Executes on: client and/or server

UI actions correspond to buttons in the banner, links under Related Links in the form, options in the context menu, and a few other places:

Clicking on a UI action typically results in a list or form being submitted and reloaded, so UI actions can be configured to run either client-side before the submission, or server-side after the submission (but before the reload). It is also possible to configure a UI Action to run some code on the client, and other code on the server.

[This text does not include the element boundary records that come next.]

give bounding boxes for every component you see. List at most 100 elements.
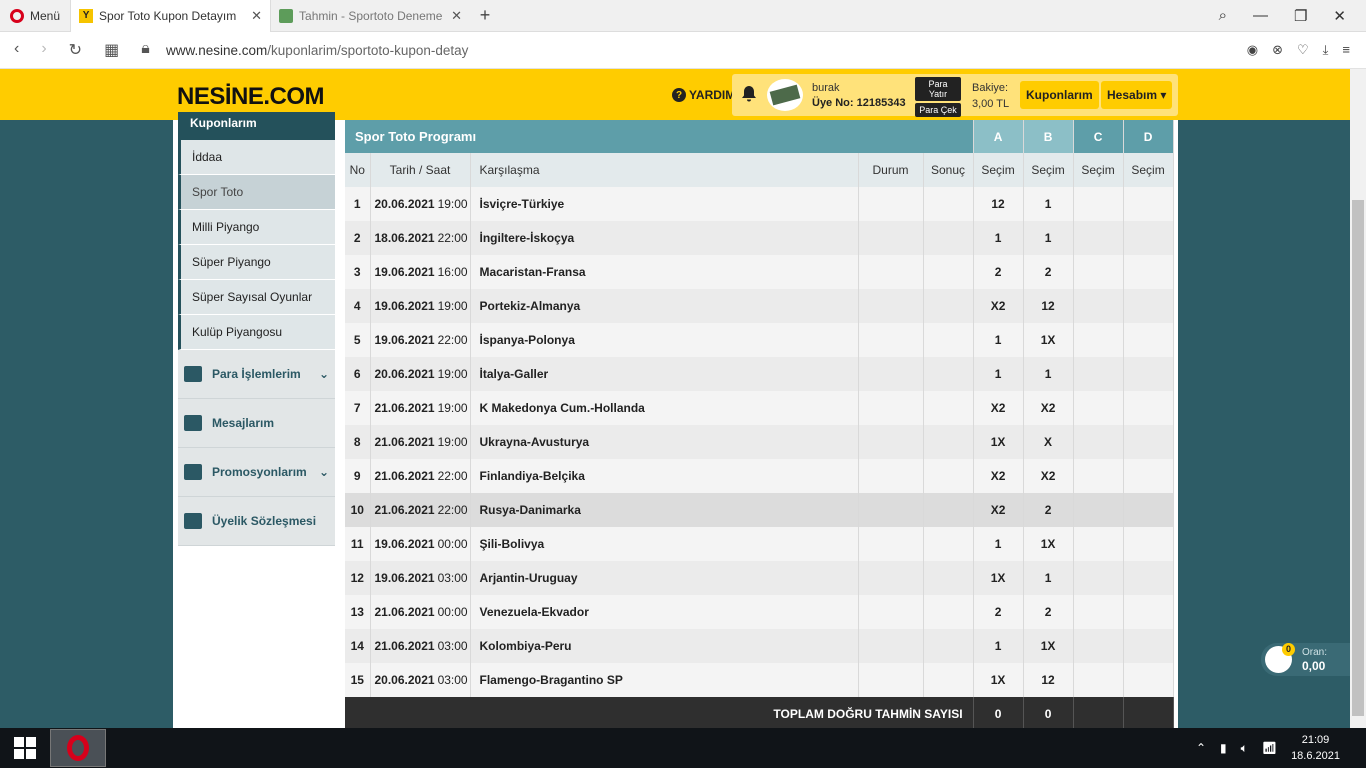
- tab-tahmin[interactable]: Tahmin - Sportoto Deneme ✕: [270, 0, 470, 32]
- restore-icon[interactable]: ❐: [1294, 7, 1307, 25]
- start-button[interactable]: [0, 728, 50, 768]
- row-choice-d: [1123, 357, 1174, 391]
- account-button[interactable]: Hesabım ▾: [1101, 81, 1173, 109]
- url-field[interactable]: www.nesine.com/kuponlarim/sportoto-kupon…: [150, 43, 1247, 58]
- header-choice-c: Seçim: [1073, 153, 1124, 187]
- total-correct-a: 0: [973, 697, 1024, 730]
- sidebar-main-item-label: Promosyonlarım: [212, 465, 307, 479]
- heart-icon[interactable]: ♡: [1297, 42, 1309, 58]
- tab-spor-toto[interactable]: Y Spor Toto Kupon Detayım ✕: [70, 0, 271, 32]
- row-number: 3: [345, 255, 371, 289]
- row-time: 22:00: [437, 231, 468, 245]
- nesine-logo[interactable]: NESİNE.COM: [177, 83, 325, 111]
- sidebar-sub-item[interactable]: Spor Toto: [178, 175, 335, 210]
- row-result: [923, 595, 974, 629]
- avatar[interactable]: [767, 79, 803, 111]
- volume-icon[interactable]: 🔈︎: [1241, 741, 1248, 756]
- sidebar-sub-item[interactable]: Süper Piyango: [178, 245, 335, 280]
- menu-lines-icon[interactable]: ≡: [1342, 42, 1350, 58]
- close-window-icon[interactable]: ✕: [1333, 7, 1346, 25]
- download-icon[interactable]: ⤓: [1323, 42, 1329, 58]
- sidebar-sub-item[interactable]: Milli Piyango: [178, 210, 335, 245]
- sportoto-favicon-icon: [279, 8, 294, 23]
- reload-icon[interactable]: ↻: [69, 40, 82, 60]
- sidebar-main-item[interactable]: Üyelik Sözleşmesi: [178, 497, 335, 546]
- back-icon[interactable]: ‹: [14, 40, 19, 60]
- clock[interactable]: 21:09 18.6.2021: [1291, 732, 1340, 764]
- chevron-down-icon[interactable]: ⌄: [319, 367, 329, 381]
- row-choice-a: X2: [973, 459, 1024, 493]
- row-status: [858, 425, 924, 459]
- bell-icon[interactable]: [741, 85, 757, 103]
- row-status: [858, 323, 924, 357]
- row-date-time: 19.06.2021 22:00: [370, 323, 471, 357]
- row-result: [923, 391, 974, 425]
- coupon-count-badge: 0: [1282, 643, 1295, 656]
- row-date: 21.06.2021: [374, 639, 435, 653]
- row-choice-d: [1123, 323, 1174, 357]
- row-result: [923, 289, 974, 323]
- taskbar: ⌃ ▮ 🔈︎ 📶︎ 21:09 18.6.2021: [0, 728, 1366, 768]
- row-status: [858, 629, 924, 663]
- row-choice-c: [1073, 663, 1124, 697]
- sidebar-section-title[interactable]: Kuponlarım: [178, 112, 335, 140]
- table-row: 6 20.06.2021 19:00 İtalya-Galler 1 1: [345, 357, 1174, 391]
- user-box: burak Üye No: 12185343 Para Yatır Para Ç…: [732, 74, 1178, 117]
- table-row: 14 21.06.2021 03:00 Kolombiya-Peru 1 1X: [345, 629, 1174, 663]
- row-date: 21.06.2021: [374, 401, 435, 415]
- row-match: İspanya-Polonya: [470, 323, 859, 357]
- opera-taskbar-button[interactable]: [50, 729, 106, 767]
- row-match: Ukrayna-Avusturya: [470, 425, 859, 459]
- row-time: 00:00: [437, 605, 468, 619]
- row-date: 19.06.2021: [374, 265, 435, 279]
- row-status: [858, 187, 924, 221]
- close-tab-icon[interactable]: ✕: [251, 8, 262, 24]
- row-choice-d: [1123, 425, 1174, 459]
- row-date: 19.06.2021: [374, 333, 435, 347]
- header-choice-a: Seçim: [973, 153, 1024, 187]
- opera-menu-button[interactable]: Menü: [0, 0, 70, 32]
- sidebar-main-item[interactable]: Promosyonlarım ⌄: [178, 448, 335, 497]
- row-date-time: 21.06.2021 22:00: [370, 493, 471, 527]
- network-icon[interactable]: 📶︎: [1262, 741, 1277, 755]
- close-tab-icon[interactable]: ✕: [451, 8, 462, 24]
- row-choice-d: [1123, 391, 1174, 425]
- sidebar-main-item[interactable]: Mesajlarım: [178, 399, 335, 448]
- sidebar-main-item-label: Para İşlemlerim: [212, 367, 301, 381]
- coupons-button[interactable]: Kuponlarım: [1020, 81, 1099, 109]
- scrollbar-thumb[interactable]: [1352, 200, 1364, 716]
- row-choice-d: [1123, 255, 1174, 289]
- forward-icon[interactable]: ›: [41, 40, 46, 60]
- tray-chevron-icon[interactable]: ⌃: [1196, 741, 1206, 755]
- row-status: [858, 527, 924, 561]
- chevron-down-icon[interactable]: ⌄: [319, 465, 329, 479]
- sidebar-sub-item[interactable]: İddaa: [178, 140, 335, 175]
- sidebar-sub-item[interactable]: Kulüp Piyangosu: [178, 315, 335, 350]
- new-tab-button[interactable]: +: [470, 5, 500, 26]
- camera-icon[interactable]: ◉: [1247, 42, 1258, 58]
- row-number: 10: [345, 493, 371, 527]
- row-result: [923, 527, 974, 561]
- table-row: 4 19.06.2021 19:00 Portekiz-Almanya X2 12: [345, 289, 1174, 323]
- row-choice-b: 1: [1023, 221, 1074, 255]
- tabs-grid-icon[interactable]: ▦: [104, 40, 119, 60]
- minimize-icon[interactable]: —: [1253, 7, 1268, 24]
- row-result: [923, 221, 974, 255]
- row-status: [858, 255, 924, 289]
- row-choice-d: [1123, 629, 1174, 663]
- row-match: Arjantin-Uruguay: [470, 561, 859, 595]
- row-status: [858, 357, 924, 391]
- sidebar-sub-item[interactable]: Süper Sayısal Oyunlar: [178, 280, 335, 315]
- row-choice-a: 1: [973, 527, 1024, 561]
- adblock-icon[interactable]: ⊗: [1272, 42, 1283, 58]
- withdraw-button[interactable]: Para Çek: [915, 103, 961, 117]
- help-link[interactable]: ? YARDIM: [672, 88, 735, 102]
- deposit-button[interactable]: Para Yatır: [915, 77, 961, 101]
- row-choice-b: 1: [1023, 357, 1074, 391]
- search-icon[interactable]: ⌕: [1219, 7, 1227, 24]
- table-row: 7 21.06.2021 19:00 K Makedonya Cum.-Holland…: [345, 391, 1174, 425]
- sidebar-main-item[interactable]: Para İşlemlerim ⌄: [178, 350, 335, 399]
- row-time: 19:00: [437, 367, 468, 381]
- battery-icon[interactable]: ▮: [1220, 741, 1227, 755]
- row-date: 21.06.2021: [374, 605, 435, 619]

As with most condition fields, the conditions for whether to display the UI action are evaluated on the server. This can have meaningful consequences. For example, consider a UI action that's configured to only be visible when the State field is set to Pending. In this case, you would have to save the form and reload it with the State field set to Pending, before the UI action's condition will be re-evaluated and the UI action will be displayed on the form.

Executes on: client

UI policies and catalog UI policies define the behavior and visibility of fields on forms and catalog items. UI policies operate on a specific table, while catalog UI policies operate on a specific catalog item or variable set.

UI policies and catalog UI policies operate entirely client side.

Executes on: client

UI scripts are a lot like script includes. While script includes are libraries of code that are available to any script running server-side, UI scripts are libraries of code which are available to any script which runs client-side, on a page where the UI script is included. If the UI script has the Global tick-box checked, then code within it will be included on every form, list, and page on the client, except on the Service Portal. To include a UI Script on Service Portal pages, you can add it as a JS Include. More information on this, should you ever need to do it, can be found at: http://attachments.sngeek.com/.

UI scripts are a great way to avoid re-writing the same code over and over, and maintain a central repository for a given set of methods or APIs. This can save you time, and help with maintainability.

Of course, having code available on the client means that it must be sent from the server to the client, and be loaded in the user's browser. This can have performance implications during page-loads, and whenever these scripts are invoked. For this reason, it is wise to be judicious about using the Global tick-box on UI scripts. Instead, it would be wise to specifically load these scripts on pages and tables where you know they'll be used, and avoid loading them when they don't serve a purpose.

Executes on: server

Workflow activities always execute on the server by nature and design. These scriptable activities obviously include the Run script workflow activity, but also include activities like Create task, or the If conditional activity. These workflow activity scripts have access to the current object, and are evaluated at the time the activity is invoked via the workflow process. If an activity is not invoked through the natural progression of the workflow, then the script(s) it contains will also not be run.

In addition to any Script fields, all conditions are also evaluated on the server, which means that they are not re-evaluated, and the workflow will not progress past a blocking If activity, until a record is saved to, or updated in the database.

Workflows also contain a special scratchpad object: an empty object which allows your activities to store and retrieve data, effectively facilitating cross-communication between the different workflow activities. For example, if I have a Run script activity which checks some record for some value, I might want to pass the result of that check to another workflow activity so that it can use it in its Condition field.

In the new Kingston release of ServiceNow's Now platform, the workflow wf_context and wf_executing scratchpads support encryption! However, in order to activate that functionality, you must request the plugin (com.snc.encrypted.scratchpad) through a request in the ServiceNow HI customer service portal (hi.service-now.com).